The risk factors and their interactions explained 36 % of the permanent threshold shift. In our earlier studies we could explain about 50 % of the permanent threshold shift among paper mill workers (Nieminen, Pyykko, Starck, Toppila & Iki, 1998) and 40 % among forest workers (Starck, Pyykko, Toppila, Nieminen & Pekkarinen, 1995). The decrease can be explained by several factors. In this study the group was heterogeneous, which lead to greater variation. The highly impulsive noise in the shipyard also decreased the power of the model. The free time exposure to noise was not taken into account in this model. Many of the forest workers had hunted in their free time, which caused an additional exposure to shooting noise that could not yet be modelled. Military service which is mandatory in Finland exposes men to gun fire noise that was not taken into account in present model. Earlier we have shown that a recruit exposed to heavy weapon noise has an average 5 dB worse hearing at 4 kHz than a conscript exposed to hand held weapons (Pekkarinen, Iki, Starck, Pyykko, 1993). These changes were not included in the model and reduce the accuracy of the model. Also the factors linked to measurement of audiometry in the health care examinations may cause variability. As the vast majority has been measured repeatedly during the years the learning effect seems to be minimal (Royster and Royster 1986). The drop in the power of the model emphasises the need to take into account the above-mentioned factors. In the present study we did not study the interaction of occupational noise and free-time noise since there is no accepted method, which combines shooting noise with steady-state noise. The risk assessment of impulse noise lacks a generally accepted method.

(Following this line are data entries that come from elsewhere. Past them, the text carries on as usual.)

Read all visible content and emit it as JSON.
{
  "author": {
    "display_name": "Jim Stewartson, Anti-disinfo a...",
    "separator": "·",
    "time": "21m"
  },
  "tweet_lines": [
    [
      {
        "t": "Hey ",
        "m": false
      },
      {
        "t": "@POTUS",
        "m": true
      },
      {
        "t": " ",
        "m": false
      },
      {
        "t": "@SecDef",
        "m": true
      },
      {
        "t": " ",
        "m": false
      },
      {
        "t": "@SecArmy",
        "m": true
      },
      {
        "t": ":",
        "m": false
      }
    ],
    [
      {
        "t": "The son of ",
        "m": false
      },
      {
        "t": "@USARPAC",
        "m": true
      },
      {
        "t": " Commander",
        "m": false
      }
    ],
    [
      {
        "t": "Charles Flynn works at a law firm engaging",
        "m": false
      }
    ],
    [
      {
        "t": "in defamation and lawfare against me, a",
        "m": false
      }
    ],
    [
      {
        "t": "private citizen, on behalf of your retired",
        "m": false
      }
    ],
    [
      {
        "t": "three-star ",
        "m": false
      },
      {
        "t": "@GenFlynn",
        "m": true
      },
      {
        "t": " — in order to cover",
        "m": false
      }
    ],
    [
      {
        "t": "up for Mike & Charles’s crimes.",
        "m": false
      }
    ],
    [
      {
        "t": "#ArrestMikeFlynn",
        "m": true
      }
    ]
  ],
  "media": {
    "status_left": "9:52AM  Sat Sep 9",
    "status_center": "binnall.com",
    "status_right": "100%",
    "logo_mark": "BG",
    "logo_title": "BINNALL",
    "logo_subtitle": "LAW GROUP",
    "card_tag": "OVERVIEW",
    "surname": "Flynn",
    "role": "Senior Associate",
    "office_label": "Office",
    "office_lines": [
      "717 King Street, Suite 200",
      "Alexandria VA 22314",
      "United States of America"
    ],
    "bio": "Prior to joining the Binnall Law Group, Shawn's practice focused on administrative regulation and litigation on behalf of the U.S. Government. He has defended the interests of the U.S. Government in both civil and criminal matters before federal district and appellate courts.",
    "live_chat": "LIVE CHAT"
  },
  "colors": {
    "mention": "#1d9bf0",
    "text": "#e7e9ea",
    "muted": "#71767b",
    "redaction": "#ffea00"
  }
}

The development of a sophistcatedsophisticated model is a complicated task and requires a wellcontrolled epidemiological data collection of different noise profiles and risk factors. Possibly joint European action against noise would provide a base for generation of such large database for more complete models as in the present work.
A detailed analysis of various factors contributing to NIHL was carried out using 685 subjects. A significant contribution was demonstrated by LANI, impulsiveness of noise, serum cholesterol level, elevated blood pressure, tobacco smoking, and use of analgesics. At high exposure levels, the use of analgesics and elevated systolic blood pressure have a significant influence. Using a linear model, 36 % of the variation in hearing loss at 4 kHz could be explained. In order to increase the power of the model, free time exposure and the effect of noise characteristics must be included to the model.